Dobroskey Company acquired 100 percent of Sparacios Company voting stock on January 1, 2016, by issuing 10,000 shares of its $10 par value common stock (having a fair value of $14 per share). As of that date, Sparacio had stockholders equity totaling $105,000. Land shown on Sparacios accounting records was undervalued by $10,000. Equipment (with a 5-year remaining life) was undervalued by $5,000. A secret formula developed by Sparacio was appraised at $20,000 with an estimated life of 20 years.

Following are the separate financial statements for the two companies for the year ending December 31, 2020. There were no intra-entity payables on that date.
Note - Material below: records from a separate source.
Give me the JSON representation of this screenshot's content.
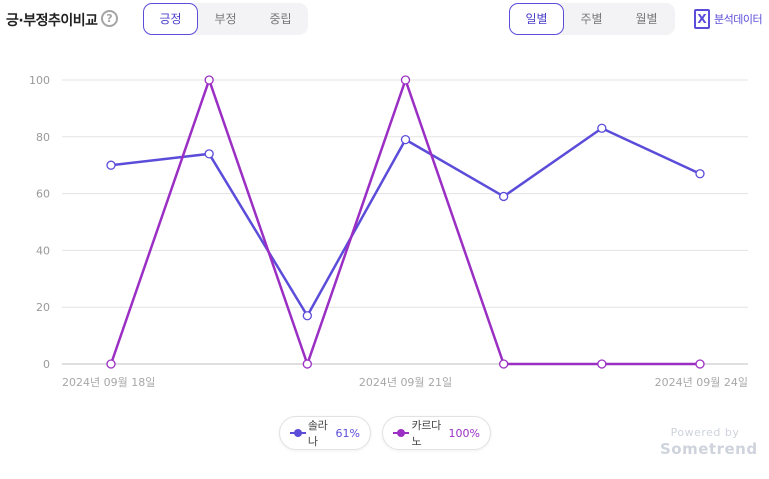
{
  "header": {
    "title": "긍·부정추이비교",
    "help": "?",
    "sentiment_tabs": [
      {
        "label": "긍정",
        "active": true
      },
      {
        "label": "부정",
        "active": false
      },
      {
        "label": "중립",
        "active": false
      }
    ],
    "period_tabs": [
      {
        "label": "일별",
        "active": true
      },
      {
        "label": "주별",
        "active": false
      },
      {
        "label": "월별",
        "active": false
      }
    ],
    "export_label": "분석데이터",
    "export_icon": "excel-icon"
  },
  "legend": [
    {
      "name": "솔라나",
      "value": "61%",
      "color": "#5b4dd9"
    },
    {
      "name": "카르다노",
      "value": "100%",
      "color": "#9b2fc4"
    }
  ],
  "powered": {
    "line1": "Powered by",
    "line2": "Sometrend"
  },
  "chart_data": {
    "type": "line",
    "x": [
      "2024-09-18",
      "2024-09-19",
      "2024-09-20",
      "2024-09-21",
      "2024-09-22",
      "2024-09-23",
      "2024-09-24"
    ],
    "x_tick_labels": [
      "2024년 09월 18일",
      "2024년 09월 21일",
      "2024년 09월 24일"
    ],
    "ylim": [
      0,
      100
    ],
    "y_ticks": [
      0,
      20,
      40,
      60,
      80,
      100
    ],
    "grid": true,
    "legend_position": "bottom-center",
    "series": [
      {
        "name": "솔라나",
        "color": "#5b4dd9",
        "values": [
          70,
          74,
          17,
          79,
          59,
          83,
          67
        ]
      },
      {
        "name": "카르다노",
        "color": "#9b2fc4",
        "values": [
          0,
          100,
          0,
          100,
          0,
          0,
          0
        ]
      }
    ]
  }
}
Credit balances are indicated by parenthesis.

Dobroskey Sparacio

Revenues.. $(485,000) $ (190,000)

Cost of goods sold..160,000 70,000

Depreciation expense 130,000 52,000

Equity earnings of Sparacio(66,000) -0-

Net Income$ (261,000) $ (68,000)

Retained earnings, 1/1/20 $ (659,000) $ (98,000)

Net income (above) (261,000) 68,000

Dividends declared 175,500 40,000

Retained earnings, 12/31/20..$ (744,500) $ (126,000)

Current assets $ 268,000 $ 75,000

Investment in Sparacio Company 216,000 -0-

Land 427,500 58,000

Buildings and equipment (net) 713,000 161,000

Total assets $ 1,624,500 $ 294,000

Current Liabilities $ (110,000) $ (19,000)

Long-term liabilities (80,000) (84,000)

Common stock (600,000) (60,000)

Additional paid-in capital (90,000) (5,000)

Retained earnings, 12/31/20 (744,500) (126,000)

Total liabilities and equity $ (1,624,500) $ (294,000)

Requirements:

  1. Construct Dobroskeys acquisition-date-fair-value allocation schedule for its investment in Sparacio.

B. Prepare a worksheet to consolidate the financial information for these two companies.